As a way of testing its versatility, the D2 system was also implemented in Cologne’s MAKK Museum as part of the “Workspace in Progress” exhibition. In close collaboration with Stefan Diez and Wagner, university students developed objects and furniture pieces as a response to present and future forms of work. Each project was featured in its own shelf-like box made with D2 panels, which were quickly assembled and then taken apart after the exhibition.
Towards flexible workspaces that promote creativity, sustainability and well-being
Without a doubt, the workplace, as we once knew it, is going through a paradigm shift – and architecture and design must be able to address it. In these troubled times in particular, office environments should accommodate diverse functions in order to fulfill the needs of collaboration and well-being, and at the same time promote greater efficiency, sustainability, and creativity within a workspace. Thus, it is important to continue exploring products and materials, no matter how unconventional they may be, that fit these criteria.

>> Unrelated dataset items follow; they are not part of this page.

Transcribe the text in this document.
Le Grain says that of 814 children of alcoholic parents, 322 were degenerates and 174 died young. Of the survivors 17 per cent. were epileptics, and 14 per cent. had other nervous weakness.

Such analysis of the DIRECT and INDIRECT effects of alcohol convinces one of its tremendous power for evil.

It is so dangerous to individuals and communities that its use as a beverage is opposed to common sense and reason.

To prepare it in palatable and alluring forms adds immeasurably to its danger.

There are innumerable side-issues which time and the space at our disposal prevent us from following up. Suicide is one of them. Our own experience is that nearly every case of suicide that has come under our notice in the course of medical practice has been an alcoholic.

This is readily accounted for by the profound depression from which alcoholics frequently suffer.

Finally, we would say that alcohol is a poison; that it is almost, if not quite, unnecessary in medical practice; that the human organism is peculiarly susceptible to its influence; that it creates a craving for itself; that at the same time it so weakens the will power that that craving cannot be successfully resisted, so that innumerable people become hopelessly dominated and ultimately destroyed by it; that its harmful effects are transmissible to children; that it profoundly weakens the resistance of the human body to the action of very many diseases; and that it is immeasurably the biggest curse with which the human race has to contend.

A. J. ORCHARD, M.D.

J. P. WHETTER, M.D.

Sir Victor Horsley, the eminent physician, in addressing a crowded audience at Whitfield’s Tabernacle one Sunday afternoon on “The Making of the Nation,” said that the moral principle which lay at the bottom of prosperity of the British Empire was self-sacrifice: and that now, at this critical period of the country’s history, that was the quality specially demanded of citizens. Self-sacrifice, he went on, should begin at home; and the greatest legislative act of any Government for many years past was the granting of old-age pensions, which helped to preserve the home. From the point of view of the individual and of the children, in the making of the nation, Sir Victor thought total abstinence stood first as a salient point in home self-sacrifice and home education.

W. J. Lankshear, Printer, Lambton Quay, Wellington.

Innovations like the D2 system seem to be taking that first step, but there are many other possibilities to explore. In fact, in the near future, Wagner will offer a configurator that will make it possible to design a D2 furniture system digitally, meeting clients’ specific requests and opening the door to more sustainable, reusable materials. In this way, as we look into the future of the workspace, the focus should be on redefining boundaries, implementing new technologies, and prioritizing flexibility over rigid, traditional models – only this way can we aim towards healthier and better working environments.